Introduction: There is a growing interest in the minipig as a non-rodent species in the safety assessment of (bio) pharmaceuticals and (agro) chemicals. For (bio) pharmaceuticals the need to evaluate the potential adverse effects on the immune system is an increasingly important aspect of safety evaluation. In the present study, cyclosporin A and Dexamethasone were used as model compounds to examine whether the regulatory endpoints requested for immunotoxicity testing can be tested in the Gottingen minipig.
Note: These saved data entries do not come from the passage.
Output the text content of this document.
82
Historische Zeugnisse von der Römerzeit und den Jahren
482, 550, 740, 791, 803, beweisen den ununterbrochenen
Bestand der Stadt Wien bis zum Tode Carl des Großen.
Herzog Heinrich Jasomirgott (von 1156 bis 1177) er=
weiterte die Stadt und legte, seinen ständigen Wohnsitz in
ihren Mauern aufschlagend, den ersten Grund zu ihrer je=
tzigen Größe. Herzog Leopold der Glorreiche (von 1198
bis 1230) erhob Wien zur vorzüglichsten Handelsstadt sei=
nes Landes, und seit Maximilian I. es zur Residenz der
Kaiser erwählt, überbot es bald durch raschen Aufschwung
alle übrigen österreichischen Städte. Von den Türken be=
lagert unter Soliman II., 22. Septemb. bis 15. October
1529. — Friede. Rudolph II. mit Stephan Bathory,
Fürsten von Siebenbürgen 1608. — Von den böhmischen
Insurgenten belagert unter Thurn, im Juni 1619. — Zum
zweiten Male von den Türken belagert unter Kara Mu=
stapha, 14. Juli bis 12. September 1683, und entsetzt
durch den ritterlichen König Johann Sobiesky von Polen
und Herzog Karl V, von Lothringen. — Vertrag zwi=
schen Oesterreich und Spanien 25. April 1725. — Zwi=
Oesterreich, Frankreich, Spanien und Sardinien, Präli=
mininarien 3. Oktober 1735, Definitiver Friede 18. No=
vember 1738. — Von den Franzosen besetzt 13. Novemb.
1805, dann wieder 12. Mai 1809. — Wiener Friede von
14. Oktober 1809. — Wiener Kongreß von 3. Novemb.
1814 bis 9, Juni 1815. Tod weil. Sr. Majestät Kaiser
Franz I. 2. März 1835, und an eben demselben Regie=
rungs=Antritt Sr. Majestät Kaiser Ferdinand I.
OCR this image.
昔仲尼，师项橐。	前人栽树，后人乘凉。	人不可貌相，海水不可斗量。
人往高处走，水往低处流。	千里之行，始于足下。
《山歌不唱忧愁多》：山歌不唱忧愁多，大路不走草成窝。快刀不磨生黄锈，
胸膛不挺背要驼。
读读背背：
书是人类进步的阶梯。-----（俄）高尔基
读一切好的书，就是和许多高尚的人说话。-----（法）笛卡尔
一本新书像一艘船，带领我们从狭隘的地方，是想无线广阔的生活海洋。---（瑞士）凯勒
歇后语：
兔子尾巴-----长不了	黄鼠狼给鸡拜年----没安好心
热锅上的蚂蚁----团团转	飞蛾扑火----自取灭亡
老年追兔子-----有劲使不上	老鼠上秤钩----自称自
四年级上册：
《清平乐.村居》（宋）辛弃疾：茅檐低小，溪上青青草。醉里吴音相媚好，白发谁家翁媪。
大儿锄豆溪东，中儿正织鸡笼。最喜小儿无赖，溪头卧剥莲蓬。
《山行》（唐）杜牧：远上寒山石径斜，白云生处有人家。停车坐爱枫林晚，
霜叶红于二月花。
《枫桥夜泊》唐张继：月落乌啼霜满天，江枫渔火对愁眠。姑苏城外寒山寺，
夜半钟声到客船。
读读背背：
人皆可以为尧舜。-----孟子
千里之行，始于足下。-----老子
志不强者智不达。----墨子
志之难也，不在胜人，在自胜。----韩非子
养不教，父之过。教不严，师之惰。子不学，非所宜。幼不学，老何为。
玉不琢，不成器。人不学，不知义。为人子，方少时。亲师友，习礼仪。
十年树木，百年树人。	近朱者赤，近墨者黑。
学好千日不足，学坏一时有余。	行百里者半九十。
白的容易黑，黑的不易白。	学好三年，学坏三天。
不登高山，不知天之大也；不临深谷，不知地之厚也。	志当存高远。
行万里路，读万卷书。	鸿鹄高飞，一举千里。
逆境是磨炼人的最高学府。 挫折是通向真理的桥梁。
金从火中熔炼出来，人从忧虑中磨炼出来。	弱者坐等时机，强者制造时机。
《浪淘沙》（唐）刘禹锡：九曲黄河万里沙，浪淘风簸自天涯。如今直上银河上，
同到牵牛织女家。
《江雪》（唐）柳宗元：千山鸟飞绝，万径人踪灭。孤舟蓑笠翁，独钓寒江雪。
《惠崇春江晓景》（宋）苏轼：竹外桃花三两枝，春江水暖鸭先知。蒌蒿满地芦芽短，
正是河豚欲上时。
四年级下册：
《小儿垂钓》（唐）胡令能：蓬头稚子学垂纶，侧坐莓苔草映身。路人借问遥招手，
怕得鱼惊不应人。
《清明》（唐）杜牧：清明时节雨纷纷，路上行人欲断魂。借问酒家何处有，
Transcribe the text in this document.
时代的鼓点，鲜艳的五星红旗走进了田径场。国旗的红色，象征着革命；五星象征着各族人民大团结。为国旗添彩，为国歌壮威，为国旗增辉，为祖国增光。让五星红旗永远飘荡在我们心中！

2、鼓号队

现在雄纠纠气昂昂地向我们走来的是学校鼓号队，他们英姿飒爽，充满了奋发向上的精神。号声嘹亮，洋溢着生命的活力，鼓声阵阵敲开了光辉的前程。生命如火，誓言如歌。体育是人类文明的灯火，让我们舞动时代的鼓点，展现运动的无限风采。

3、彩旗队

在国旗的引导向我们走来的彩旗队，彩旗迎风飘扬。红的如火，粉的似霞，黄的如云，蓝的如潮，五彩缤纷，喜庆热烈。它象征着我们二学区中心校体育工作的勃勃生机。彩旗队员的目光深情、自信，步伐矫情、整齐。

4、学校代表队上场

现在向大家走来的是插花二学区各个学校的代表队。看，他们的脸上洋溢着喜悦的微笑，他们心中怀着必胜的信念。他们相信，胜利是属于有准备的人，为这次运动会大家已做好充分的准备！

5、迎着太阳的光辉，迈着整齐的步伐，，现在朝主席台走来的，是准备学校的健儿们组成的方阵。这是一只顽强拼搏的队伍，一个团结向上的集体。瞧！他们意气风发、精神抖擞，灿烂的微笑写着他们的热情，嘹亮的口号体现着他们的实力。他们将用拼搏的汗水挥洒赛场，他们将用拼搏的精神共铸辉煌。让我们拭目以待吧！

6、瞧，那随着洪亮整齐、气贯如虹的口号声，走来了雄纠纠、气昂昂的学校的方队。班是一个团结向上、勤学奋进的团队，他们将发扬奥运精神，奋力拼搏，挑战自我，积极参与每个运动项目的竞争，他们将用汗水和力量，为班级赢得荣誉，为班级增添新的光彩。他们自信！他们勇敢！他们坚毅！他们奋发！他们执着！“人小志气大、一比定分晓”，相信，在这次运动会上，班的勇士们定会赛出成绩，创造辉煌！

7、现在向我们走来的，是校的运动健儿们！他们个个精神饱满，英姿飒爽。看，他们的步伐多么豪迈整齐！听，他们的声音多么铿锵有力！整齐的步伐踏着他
Methods: Minipigs were treated with vehicle, 20 mg/kg/day cyclosporine A or 0.4 mg/kg/day dexamethasone for 39 (males) or 40 (females) consecutive days. Clinical signs, body weight, hematology, lymphocyte subset analysis in peripheral blood mononuclear cells, Natural Killer cell activity, primary and secondary antibody response and Delayed Type Hypersensitivity response against Keyhole Limpet Hemocyanin (KLH), ex vivo mitogen-induced lymphocyte proliferation, examination at necropsy for gross macroscopic changes, weights and histopathology of lymphoid organs were used as criteria for evaluation of immunotoxic effects. Results: Most parameters measured were implemented successfully in the minipig. Cyclosporin A treatment of minipigs had a slight effect on thymus weight, white blood cell counts and Keyhole Limpet Hemocyanin specific IgM responses. Clear effects were observed on mitogen-induced proliferation, Keyhole Limpet Hemocyanin specific IgG responses and Delayed Type Hypersensitivity response. Dexamethasone treatment resulted in decreased body weight, white blood cell counts, proliferative response to mitogen stimulation, Natural Killer cell activity and thymus weight. Keyhole Limpet Hemocyanin specific antibody responses were unaffected or slightly increased after dexamethasone treatment. Discussion: With few exceptions, results obtained with cyclosporine A and dexamethasone in the minipig was in accordance with those presented for other species in the literature. Overall, the results presented in this article indicate that the minipig has potential to serve as an alternative non-rodent species for immunotoxicity testing as part of the safety assessment of (bio) pharmaceuticals and chemicals.